Molaison krampfte nie wieder. Doch nicht nur die Krämpfe waren weg, auch das Erinnerungsvermögen. Er konnte sich nur noch an Dinge erinnern, die er vor der Operation erlebt hatte. Alles was danach passierte, vergaß er umgehend. Sein Körper wurde 82. Seine Psyche und seine Persönlichkeit blieben die eines Mittzwanzigers.
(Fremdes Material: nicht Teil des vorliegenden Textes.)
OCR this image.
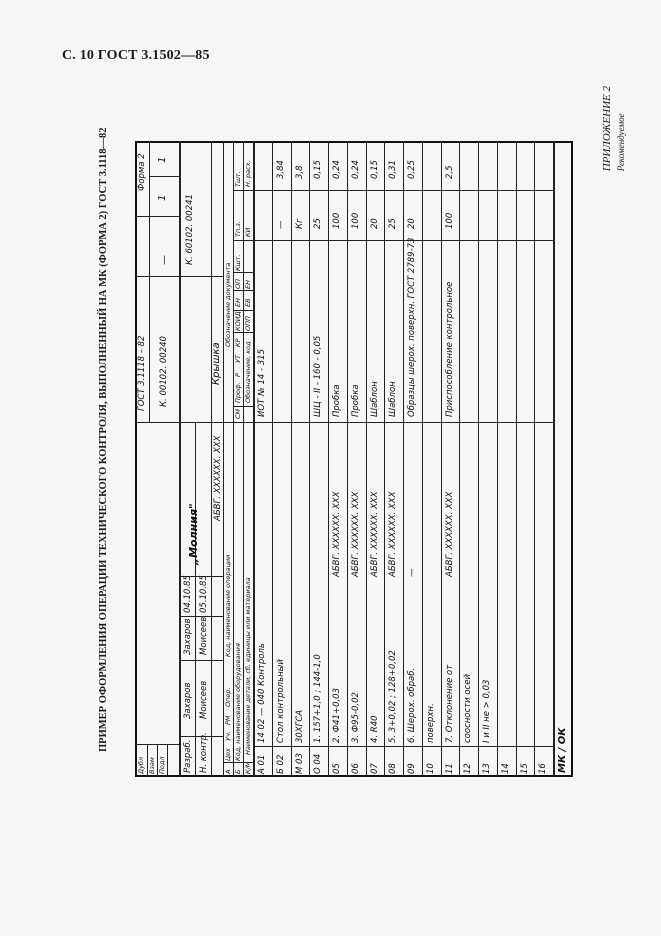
С. 10 ГОСТ 3.1502—85
ПРИЛОЖЕНИЕ 2 Рекомендуемое
ПРИМЕР ОФОРМЛЕНИЯ ОПЕРАЦИИ ТЕХНИЧЕСКОГО КОНТРОЛЯ, ВЫПОЛНЕННЫЙ НА МК (ФОРМА 2) ГОСТ 3.1118—82
Дубл Взам Подл
ГОСТ 3.1118 – 82
Форма 2
—
1
1
К. 00102. 00240
Разраб.
Захаров
Захаров
04.10.85
Н. контр.
Моисеев
Моисеев
05.10.85
„Молния"
АБВГ. ХХХХХХ. ХХХ
Крышка
К. 60102. 00241
А
Цех
Уч.
РМ
Опер.
Код, наименование операции
Обозначение документа
Б
Код, наименование оборудования
СМ
Проф.
Р
УТ
КР
КОИД
ЕН
ОП
Кшт.
Тп.з.
Тшт.
К/М
Наименование детали, сб. единицы или материала
Обозначение, код
ОПП
ЕВ
ЕН
КИ
Н. расх.
А 01
14 02 — 040 Контроль
ИОТ № 14 - 315
Б 02
Стол контрольный
—
3,84
М 03
30ХГСА
Кг
3,8
О 04
1. 157+1,0 ; 144-1,0
ШЦ - II - 160 - 0,05
25
0,15
05
2. Ф41+0,03
АБВГ. ХХХХХХ. ХХХ
Пробка
100
0,24
06
3. Ф95-0,02
АБВГ. ХХХХХХ. ХХХ
Пробка
100
0,24
07
4. R40
АБВГ. ХХХХХХ. ХХХ
Шаблон
20
0,15
08
5. 3+0,02 ; 128+0,02
АБВГ. ХХХХХХ. ХХХ
Шаблон
25
0,31
09
6. Шерох. обраб.
—
Образцы шерох. поверхн. ГОСТ 2789-73
20
0,25
10
поверхн.
11
7. Отклонение от
АБВГ. ХХХХХХ. ХХХ
Приспособление контрольное
100
2,5
12
соосности осей
13
I и II не > 0,03
14 15 16 МК / ОК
Dass H.M. berühmt wurde, liegt an der Psychologin Brenda Milner. Sie ließ ihn Gedächtnistests machen: Er sollte immer wieder eine komplizierte Zeichenübung machen. Keinmal konnte er sich daran erinnern, sie schon mal gemacht zu haben, doch von Mal zu Mal ging die Übung leichter von der Hand.

Vor H. M. wusste man wenig vom Gedächtnis. Forscher dachten, Erinnerungen würden in einem komplexen Netzwerk von Nervenzellen gespeichert. Seither weiß man, dass mehrere Gedächtnissysteme existieren. Ein Wissens-Gedächtnis: Hiermit lernen wir z.B. Namen und Gesichter. Die zuständige Hirnregion ist der Hippocampus – der wurde bei der Operation von H. M. verletzt. Das zweite ist das motorische Gedächtnis. Es erklärt, warum wir nie Radfahren oder Schwimmen verlernen. Dieses war bei H. M. intakt. Und auch das dritte funktionierte: das Kurzzeitgedächtnis. Erklärte man ihm ein ihm unbekanntes Wort, wie „Mobiltelefon“, so konnte sich zunächst erinnern und es wiederholen. Der Transfer ins Langzeitgedächtnis war jedoch gestört. Zwei Stunden später war ihm ein „Mobiltelefon“ bereits wieder völlig unbekannt.